Expanding on the history of queer- and homosocialization in cruising culture that originated the handkerchief code, Spectrum Services is a new media audience-engagement performance project that includes a system for indicating traditionally-defined sexual preferences, but that also goes beyond these to include gender and non-conforming indices of identity.

Originally designed as a way for men in the gay community to communicate sexual preferences in oppressive or even dangerous environments, the handerkerchief code has its roots in frontier culture where the scarcity of women led to social dance situations where handerchiefs were worn to signal the role of male and female dancers.
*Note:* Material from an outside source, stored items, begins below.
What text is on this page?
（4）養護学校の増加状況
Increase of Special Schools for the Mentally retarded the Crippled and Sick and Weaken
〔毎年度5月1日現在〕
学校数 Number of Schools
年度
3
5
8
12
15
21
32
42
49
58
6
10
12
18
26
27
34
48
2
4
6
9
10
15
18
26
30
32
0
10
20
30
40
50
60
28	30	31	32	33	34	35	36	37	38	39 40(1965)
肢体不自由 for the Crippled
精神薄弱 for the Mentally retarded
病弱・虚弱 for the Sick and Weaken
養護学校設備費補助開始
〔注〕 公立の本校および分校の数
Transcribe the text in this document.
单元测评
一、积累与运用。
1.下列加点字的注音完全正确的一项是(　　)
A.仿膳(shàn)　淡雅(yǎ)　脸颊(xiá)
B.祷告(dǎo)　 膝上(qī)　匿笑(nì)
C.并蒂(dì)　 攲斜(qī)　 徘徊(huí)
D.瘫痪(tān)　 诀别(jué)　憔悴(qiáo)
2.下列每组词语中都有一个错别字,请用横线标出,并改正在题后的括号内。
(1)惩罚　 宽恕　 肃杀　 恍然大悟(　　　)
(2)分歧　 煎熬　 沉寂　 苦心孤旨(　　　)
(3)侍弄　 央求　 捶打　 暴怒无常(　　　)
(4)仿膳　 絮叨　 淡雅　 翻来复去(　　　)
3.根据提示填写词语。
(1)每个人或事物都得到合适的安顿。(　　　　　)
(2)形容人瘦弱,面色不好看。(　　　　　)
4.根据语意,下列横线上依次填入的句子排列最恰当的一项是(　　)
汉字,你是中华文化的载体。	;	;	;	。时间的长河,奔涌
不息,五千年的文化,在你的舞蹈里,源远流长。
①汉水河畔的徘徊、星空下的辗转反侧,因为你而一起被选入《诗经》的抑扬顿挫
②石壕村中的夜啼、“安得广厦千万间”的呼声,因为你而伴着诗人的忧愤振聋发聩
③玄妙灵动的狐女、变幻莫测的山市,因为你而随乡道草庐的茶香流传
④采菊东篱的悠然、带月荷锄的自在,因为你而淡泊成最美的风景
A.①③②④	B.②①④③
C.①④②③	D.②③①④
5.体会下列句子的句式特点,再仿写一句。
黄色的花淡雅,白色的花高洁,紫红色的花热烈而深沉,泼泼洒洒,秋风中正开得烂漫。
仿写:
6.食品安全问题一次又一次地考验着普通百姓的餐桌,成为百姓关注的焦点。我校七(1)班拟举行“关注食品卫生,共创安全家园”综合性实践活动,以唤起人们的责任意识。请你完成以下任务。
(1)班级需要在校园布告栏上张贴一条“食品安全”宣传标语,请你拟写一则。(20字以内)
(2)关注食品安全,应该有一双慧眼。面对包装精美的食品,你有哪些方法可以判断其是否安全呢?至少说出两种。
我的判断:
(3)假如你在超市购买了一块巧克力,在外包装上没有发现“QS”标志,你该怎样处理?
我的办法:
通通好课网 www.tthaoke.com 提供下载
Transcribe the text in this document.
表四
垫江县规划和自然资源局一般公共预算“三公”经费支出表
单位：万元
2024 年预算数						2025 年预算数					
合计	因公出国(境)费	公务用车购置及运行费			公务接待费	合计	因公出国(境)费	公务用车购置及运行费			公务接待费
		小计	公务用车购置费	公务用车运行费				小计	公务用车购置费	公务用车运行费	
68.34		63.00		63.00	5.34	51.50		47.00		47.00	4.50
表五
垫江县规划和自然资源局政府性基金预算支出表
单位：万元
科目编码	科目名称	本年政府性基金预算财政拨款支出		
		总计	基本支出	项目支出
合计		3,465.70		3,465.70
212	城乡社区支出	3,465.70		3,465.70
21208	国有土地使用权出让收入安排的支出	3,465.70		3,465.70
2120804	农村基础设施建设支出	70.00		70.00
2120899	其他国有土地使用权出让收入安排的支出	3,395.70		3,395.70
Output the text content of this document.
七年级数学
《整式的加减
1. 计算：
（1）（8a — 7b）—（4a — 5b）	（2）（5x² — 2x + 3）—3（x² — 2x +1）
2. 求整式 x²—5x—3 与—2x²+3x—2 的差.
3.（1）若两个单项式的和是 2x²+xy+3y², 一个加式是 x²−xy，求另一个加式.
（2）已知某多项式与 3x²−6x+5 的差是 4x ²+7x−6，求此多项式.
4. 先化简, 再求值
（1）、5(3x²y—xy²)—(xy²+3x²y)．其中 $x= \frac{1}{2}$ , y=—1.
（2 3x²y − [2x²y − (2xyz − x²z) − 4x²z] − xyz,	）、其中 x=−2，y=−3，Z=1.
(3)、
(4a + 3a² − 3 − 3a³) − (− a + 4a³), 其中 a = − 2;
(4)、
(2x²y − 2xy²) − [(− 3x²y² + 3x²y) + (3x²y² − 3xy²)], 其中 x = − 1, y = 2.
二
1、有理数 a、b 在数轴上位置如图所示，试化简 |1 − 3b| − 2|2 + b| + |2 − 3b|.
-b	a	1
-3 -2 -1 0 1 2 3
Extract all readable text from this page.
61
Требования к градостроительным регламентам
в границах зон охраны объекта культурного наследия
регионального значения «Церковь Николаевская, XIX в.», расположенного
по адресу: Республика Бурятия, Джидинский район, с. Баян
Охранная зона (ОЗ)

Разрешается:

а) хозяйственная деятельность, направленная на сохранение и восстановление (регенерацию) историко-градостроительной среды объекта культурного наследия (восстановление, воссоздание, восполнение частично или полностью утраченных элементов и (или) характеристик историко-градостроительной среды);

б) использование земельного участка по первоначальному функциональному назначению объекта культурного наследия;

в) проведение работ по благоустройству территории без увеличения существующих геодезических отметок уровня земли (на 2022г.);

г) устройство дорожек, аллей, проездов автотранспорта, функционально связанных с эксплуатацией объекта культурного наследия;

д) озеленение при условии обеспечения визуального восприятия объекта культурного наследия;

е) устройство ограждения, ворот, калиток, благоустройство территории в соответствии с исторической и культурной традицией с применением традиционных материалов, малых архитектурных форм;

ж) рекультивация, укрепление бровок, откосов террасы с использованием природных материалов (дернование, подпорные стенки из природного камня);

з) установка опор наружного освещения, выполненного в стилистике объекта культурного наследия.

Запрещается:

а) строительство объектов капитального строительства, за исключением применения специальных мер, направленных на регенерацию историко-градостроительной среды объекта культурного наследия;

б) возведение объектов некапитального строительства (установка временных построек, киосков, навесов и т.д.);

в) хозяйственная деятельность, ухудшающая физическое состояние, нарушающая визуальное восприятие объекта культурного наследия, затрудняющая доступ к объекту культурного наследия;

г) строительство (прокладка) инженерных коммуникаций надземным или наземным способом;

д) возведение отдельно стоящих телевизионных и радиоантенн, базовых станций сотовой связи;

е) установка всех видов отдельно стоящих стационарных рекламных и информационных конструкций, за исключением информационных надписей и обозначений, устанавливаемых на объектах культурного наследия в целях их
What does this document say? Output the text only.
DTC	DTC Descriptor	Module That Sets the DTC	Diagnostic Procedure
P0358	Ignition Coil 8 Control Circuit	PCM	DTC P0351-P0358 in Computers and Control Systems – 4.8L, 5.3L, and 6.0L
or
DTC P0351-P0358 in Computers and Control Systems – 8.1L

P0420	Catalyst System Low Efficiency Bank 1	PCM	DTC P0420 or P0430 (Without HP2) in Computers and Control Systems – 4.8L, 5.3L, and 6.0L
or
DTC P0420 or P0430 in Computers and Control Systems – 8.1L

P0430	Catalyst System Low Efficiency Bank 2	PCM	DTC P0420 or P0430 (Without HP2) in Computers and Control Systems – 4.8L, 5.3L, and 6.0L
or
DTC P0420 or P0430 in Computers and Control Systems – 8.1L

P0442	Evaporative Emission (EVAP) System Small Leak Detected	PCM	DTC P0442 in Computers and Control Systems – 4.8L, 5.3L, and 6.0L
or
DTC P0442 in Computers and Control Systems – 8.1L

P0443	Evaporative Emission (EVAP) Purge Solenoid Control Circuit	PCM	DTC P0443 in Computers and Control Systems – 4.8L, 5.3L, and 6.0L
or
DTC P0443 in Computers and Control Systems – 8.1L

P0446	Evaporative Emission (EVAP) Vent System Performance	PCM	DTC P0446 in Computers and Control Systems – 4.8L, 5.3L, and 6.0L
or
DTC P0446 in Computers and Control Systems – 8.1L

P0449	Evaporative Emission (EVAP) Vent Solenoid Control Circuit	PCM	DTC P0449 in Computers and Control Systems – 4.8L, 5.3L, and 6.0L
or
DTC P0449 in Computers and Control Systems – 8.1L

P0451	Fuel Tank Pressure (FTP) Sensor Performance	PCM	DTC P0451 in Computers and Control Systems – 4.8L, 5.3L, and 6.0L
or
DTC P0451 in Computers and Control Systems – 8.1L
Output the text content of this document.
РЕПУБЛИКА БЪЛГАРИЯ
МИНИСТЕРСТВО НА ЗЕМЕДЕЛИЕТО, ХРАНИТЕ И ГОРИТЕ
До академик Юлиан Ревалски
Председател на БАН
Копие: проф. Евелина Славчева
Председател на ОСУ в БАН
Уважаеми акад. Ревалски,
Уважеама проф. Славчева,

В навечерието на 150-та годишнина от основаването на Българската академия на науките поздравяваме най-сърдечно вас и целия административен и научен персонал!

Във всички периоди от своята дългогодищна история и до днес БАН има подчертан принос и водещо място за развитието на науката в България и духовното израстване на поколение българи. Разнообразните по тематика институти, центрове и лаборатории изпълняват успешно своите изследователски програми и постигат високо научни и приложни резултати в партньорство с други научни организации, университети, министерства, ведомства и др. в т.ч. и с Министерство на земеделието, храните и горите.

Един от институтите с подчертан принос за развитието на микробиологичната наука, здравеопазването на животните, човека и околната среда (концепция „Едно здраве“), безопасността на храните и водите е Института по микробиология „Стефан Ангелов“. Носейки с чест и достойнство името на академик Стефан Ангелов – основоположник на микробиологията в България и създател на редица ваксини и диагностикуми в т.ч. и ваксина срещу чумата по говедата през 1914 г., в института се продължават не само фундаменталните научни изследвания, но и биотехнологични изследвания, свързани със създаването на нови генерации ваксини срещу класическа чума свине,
Premiered at the University of Chicago’s Media Arts, Data and Design Center as part of its Commiserate Chicago festival, I set up a table with an array of differently-colored handkerchiefs, alongside instructions on how to access the color-coded significance of each. This involved sending an email message request to spectrum.services.411@gmail.com (still functional), that autoresponds with the expanded code.

Once received, handkerchiefs were available to be taken and worn by visitors to the festival, broadcasting their solicitation for specific sex and gender desires. While these may include traditional cruising culture preferences such as “oral sex” and “watersports,” for instance, other codes also include such more gender-preferenced desires as “conversation partners,” “cuddling,” and “help with makeup.”

Simultaneously a pushback on the reductive nature of a hookup-focused dominant sex culture, Spectrum Services also intends to serve as a new media support system to alleviate loneliness, isolation, and invisibility, as well as to expand inclusiveness to those others who may feel disempowered by the binaries of a sex cultural ignorance to today’s expansive gender needs and preferences.

Post-performance at Commiserate Chicago, Spectrum Services has been accepted for archive with the Leather Archives and Museum as an officially-recognized expansion of the traditional handkerchief code.